A bracket sequence is any non-empty sequence of opening and closing parentheses. A bracket sequence is called a correct bracket sequence if it's possible to obtain a correct arithmetic expression by inserting characters "+" and "1" into this sequence. For example, the sequences "(())()", "()" and "(()(()))" are correct, while the bracket sequences ")(", "(()" and "(()))(" are not correct.
Yuhao found this problem too simple for him so he decided to make the problem harder. You are given many (not necessarily correct) bracket sequences. The task is to connect some of them into ordered pairs so that each bracket sequence occurs in at most one pair and the concatenation of the bracket sequences in each pair is a correct bracket sequence. The goal is to create as many pairs as possible.

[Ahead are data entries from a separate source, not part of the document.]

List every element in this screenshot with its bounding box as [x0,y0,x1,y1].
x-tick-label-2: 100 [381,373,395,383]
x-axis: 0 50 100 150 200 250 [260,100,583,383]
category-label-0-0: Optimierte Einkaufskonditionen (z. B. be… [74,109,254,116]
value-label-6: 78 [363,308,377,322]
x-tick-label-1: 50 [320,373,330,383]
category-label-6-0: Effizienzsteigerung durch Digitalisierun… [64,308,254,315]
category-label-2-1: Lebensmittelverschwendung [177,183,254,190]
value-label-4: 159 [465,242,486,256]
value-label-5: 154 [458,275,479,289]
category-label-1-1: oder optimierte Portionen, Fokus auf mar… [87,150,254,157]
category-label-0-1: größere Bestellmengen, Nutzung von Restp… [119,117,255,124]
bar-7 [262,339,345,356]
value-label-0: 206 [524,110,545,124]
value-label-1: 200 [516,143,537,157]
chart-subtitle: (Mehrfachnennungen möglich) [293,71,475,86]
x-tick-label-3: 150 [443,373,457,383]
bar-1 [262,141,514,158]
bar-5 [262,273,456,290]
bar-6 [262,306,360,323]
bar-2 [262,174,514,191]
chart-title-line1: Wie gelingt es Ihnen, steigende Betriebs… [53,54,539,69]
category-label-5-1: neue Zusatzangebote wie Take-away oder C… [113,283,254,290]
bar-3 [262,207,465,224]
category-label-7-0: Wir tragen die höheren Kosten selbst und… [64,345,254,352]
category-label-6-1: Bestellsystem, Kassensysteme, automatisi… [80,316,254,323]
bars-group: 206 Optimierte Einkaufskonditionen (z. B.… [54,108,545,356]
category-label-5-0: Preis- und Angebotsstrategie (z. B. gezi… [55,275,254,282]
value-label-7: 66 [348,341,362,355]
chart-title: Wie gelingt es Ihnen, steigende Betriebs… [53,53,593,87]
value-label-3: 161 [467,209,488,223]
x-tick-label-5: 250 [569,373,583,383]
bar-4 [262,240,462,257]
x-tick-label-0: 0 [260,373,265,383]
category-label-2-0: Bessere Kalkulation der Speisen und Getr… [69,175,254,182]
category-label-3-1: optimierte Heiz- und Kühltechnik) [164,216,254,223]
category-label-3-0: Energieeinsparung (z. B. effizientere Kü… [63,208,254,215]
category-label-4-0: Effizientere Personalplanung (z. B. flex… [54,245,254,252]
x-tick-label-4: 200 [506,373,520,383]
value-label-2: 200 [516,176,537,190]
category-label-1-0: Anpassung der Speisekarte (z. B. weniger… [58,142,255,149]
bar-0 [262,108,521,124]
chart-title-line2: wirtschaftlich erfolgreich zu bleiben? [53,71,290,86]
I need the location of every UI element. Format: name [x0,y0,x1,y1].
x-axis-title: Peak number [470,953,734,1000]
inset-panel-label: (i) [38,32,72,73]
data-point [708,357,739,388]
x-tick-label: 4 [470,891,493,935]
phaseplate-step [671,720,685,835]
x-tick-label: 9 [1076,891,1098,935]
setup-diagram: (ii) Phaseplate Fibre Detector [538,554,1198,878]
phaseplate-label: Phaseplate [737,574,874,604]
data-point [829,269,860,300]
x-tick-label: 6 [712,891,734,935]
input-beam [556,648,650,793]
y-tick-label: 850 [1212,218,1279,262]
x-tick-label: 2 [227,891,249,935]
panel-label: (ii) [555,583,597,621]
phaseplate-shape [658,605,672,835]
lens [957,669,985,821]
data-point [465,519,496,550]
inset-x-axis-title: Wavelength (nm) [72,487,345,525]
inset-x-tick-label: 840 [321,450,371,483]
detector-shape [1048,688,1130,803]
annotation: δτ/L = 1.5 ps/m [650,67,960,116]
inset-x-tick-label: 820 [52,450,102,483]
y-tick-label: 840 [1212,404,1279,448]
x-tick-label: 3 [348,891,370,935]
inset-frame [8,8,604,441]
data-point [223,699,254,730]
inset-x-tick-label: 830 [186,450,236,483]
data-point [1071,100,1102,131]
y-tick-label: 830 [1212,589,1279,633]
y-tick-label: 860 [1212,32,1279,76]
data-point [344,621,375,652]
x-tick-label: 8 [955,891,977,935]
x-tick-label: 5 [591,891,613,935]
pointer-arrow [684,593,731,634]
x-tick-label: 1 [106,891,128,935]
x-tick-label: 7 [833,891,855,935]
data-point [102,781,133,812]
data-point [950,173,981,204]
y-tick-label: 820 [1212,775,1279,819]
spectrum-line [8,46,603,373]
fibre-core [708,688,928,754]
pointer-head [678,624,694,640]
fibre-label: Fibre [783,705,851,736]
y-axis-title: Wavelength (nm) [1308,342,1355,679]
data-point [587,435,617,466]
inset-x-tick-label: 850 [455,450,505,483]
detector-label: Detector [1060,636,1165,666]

This problem unfortunately turned out to be too difficult for Yuhao. Can you help him and solve it?
The first line contains one integer $$$n$$$ ($$$1 \leq n \leq 10^5$$$) — the number of bracket sequences.
Each of the following $$$n$$$ lines contains one bracket sequence — a non-empty string which consists only of characters "(" and ")".
The sum of lengths of all bracket sequences in the input is at most $$$5 \cdot 10^5$$$.
Note that a bracket sequence may appear in the input multiple times. In this case, you can use each copy of the sequence separately. Also note that the order in which strings appear in the input doesn't matter.
Print a single integer — the maximum number of pairs which can be made, adhering to the conditions in the statement.
7 )()) ) (( (( ( ) )
4 ( (( ((( (())
2 (()) ()
In the first example, it's optimal to construct two pairs: "(( )())" and "( )".